Whistleblower from Krušik
Faith of potential criminal procedure against whistleblower from „Krušik“ for „revealing of business secret“ depends on several elements. First from the fact on whether the data he provided to the press even had a status of „business secret“. Whether, in other words, that was the information with commercial value because it was not available to third persons or generally known, whether some of the competitors of „Krušik“ will receive economic benefit from revealing and whether „Krušik“ protected secret data, adopted some act to determine secrecy etc. Furthermore, if these are the„data of interest for the Republic of Serbia“, than it would be important whether the rules from the Law on Secrecy of Data were respected, and not only from the Law on Protection of Business Secret.
Other important, and in this case crucial point, is whether the published information was supposed to be proclaimed as secret at all. Namely, both mentioned laws contain the rule according to which secret information cannot be the one that is tagged as such and is used „for covering up of the criminal act, overstepping of authorities or abuse of official post or other illegal act or proceeding“. If it is determined that the secrecy in this case covers up affairs to the damage of state enterprise, than there won’t be basis for criminal prosecution of the whistleblower.

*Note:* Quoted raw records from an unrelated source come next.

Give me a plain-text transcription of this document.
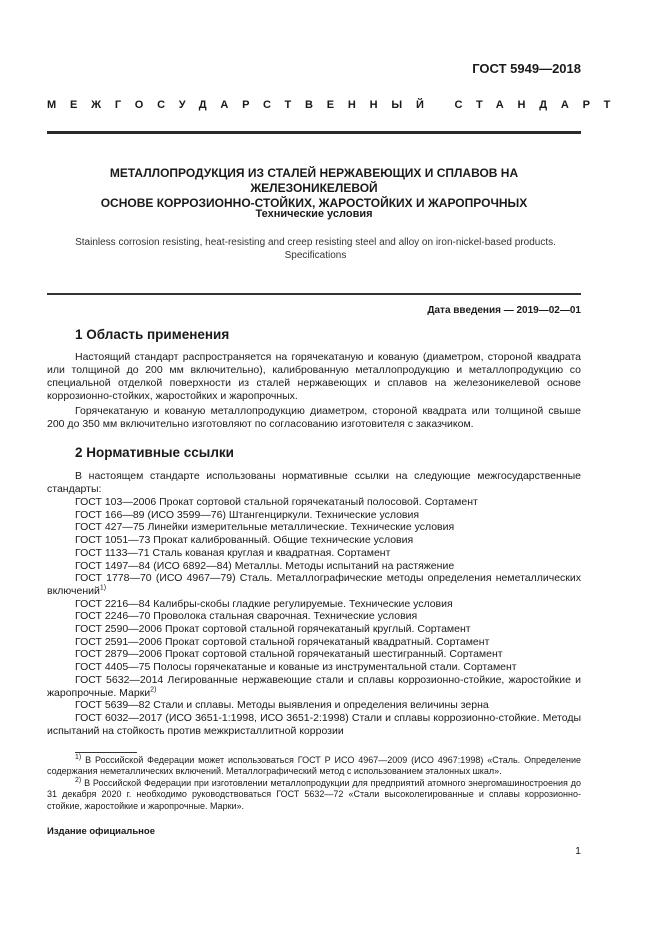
ГОСТ 5949—2018
МЕЖГОСУДАРСТВЕННЫЙ СТАНДАРТ
МЕТАЛЛОПРОДУКЦИЯ ИЗ СТАЛЕЙ НЕРЖАВЕЮЩИХ И СПЛАВОВ НА ЖЕЛЕЗОНИКЕЛЕВОЙ
ОСНОВЕ КОРРОЗИОННО-СТОЙКИХ, ЖАРОСТОЙКИХ И ЖАРОПРОЧНЫХ
Технические условия
Stainless corrosion resisting, heat-resisting and creep resisting steel and alloy on iron-nickel-based products. Specifications
Дата введения — 2019—02—01
1 Область применения
Настоящий стандарт распространяется на горячекатаную и кованую (диаметром, стороной квадрата или толщиной до 200 мм включительно), калиброванную металлопродукцию и металлопродукцию со специальной отделкой поверхности из сталей нержавеющих и сплавов на железоникелевой основе коррозионно-стойких, жаростойких и жаропрочных.
Горячекатаную и кованую металлопродукцию диаметром, стороной квадрата или толщиной свыше 200 до 350 мм включительно изготовляют по согласованию изготовителя с заказчиком.
2 Нормативные ссылки
В настоящем стандарте использованы нормативные ссылки на следующие межгосударственные стандарты:
ГОСТ 103—2006 Прокат сортовой стальной горячекатаный полосовой. Сортамент
ГОСТ 166—89 (ИСО 3599—76) Штангенциркули. Технические условия
ГОСТ 427—75 Линейки измерительные металлические. Технические условия
ГОСТ 1051—73 Прокат калиброванный. Общие технические условия
ГОСТ 1133—71 Сталь кованая круглая и квадратная. Сортамент
ГОСТ 1497—84 (ИСО 6892—84) Металлы. Методы испытаний на растяжение
ГОСТ 1778—70 (ИСО 4967—79) Сталь. Металлографические методы определения неметаллических включений$^{1)}$
ГОСТ 2216—84 Калибры-скобы гладкие регулируемые. Технические условия
ГОСТ 2246—70 Проволока стальная сварочная. Технические условия
ГОСТ 2590—2006 Прокат сортовой стальной горячекатаный круглый. Сортамент
ГОСТ 2591—2006 Прокат сортовой стальной горячекатаный квадратный. Сортамент
ГОСТ 2879—2006 Прокат сортовой стальной горячекатаный шестигранный. Сортамент
ГОСТ 4405—75 Полосы горячекатаные и кованые из инструментальной стали. Сортамент
ГОСТ 5632—2014 Легированные нержавеющие стали и сплавы коррозионно-стойкие, жаростойкие и жаропрочные. Марки$^{2)}$
ГОСТ 5639—82 Стали и сплавы. Методы выявления и определения величины зерна
ГОСТ 6032—2017 (ИСО 3651-1:1998, ИСО 3651-2:1998) Стали и сплавы коррозионно-стойкие. Методы испытаний на стойкость против межкристаллитной коррозии
$^{1)}$ В Российской Федерации может использоваться ГОСТ Р ИСО 4967—2009 (ИСО 4967:1998) «Сталь. Определение содержания неметаллических включений. Металлографический метод с использованием эталонных шкал».
$^{2)}$ В Российской Федерации при изготовлении металлопродукции для предприятий атомного энергомашиностроения до 31 декабря 2020 г. необходимо руководствоваться ГОСТ 5632—72 «Стали высоколегированные и сплавы коррозионно-стойкие, жаростойкие и жаропрочные. Марки».
Издание официальное
1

Troublewith such concept of releasing of accountability for revealing secret, is that duty of keeping secret is most likely regulated in more general manner, and not especially for these information.
Intention for adoption of such general act most likely is not hiding of illegal or damaging actions. Problem occurs in practice, when implementation of such general act, protects the secrecy of the data on specific business action that is damaging or contrary to the rules.
In such situations whistleblowers should enjoy protection, because they act in public interest. However, Ministry of Justice and National Assembly were not willing to accept proposals of Transparency Serbia during the debate. Namely, Serbian Law on Protection of Whistleblowers, although much praised, has the least one systemic loophole – whistleblowing in public interest, unfortunately, does not represent legal base ground for releasing of criminal or other responsibility. Specifically, when it comes to handling with secret data, this Law, in article 20 envisages possibility for the whistleblower to address „authorized organ“ (e. g. prosecutor, state audit, ministry), but not directly to the public or the press.
Due to that, whistleblower from „Krušik“ won’t be able to ask for protection based on that Law. However, that doesn’t mean that he/she should be charged or convicted for what he/she has done.
On the contrary, one should insist on proving of unnecessary tagging of published data as secret, as well as on freezing of procedure against him/her before this previously mentioned issue is resolved.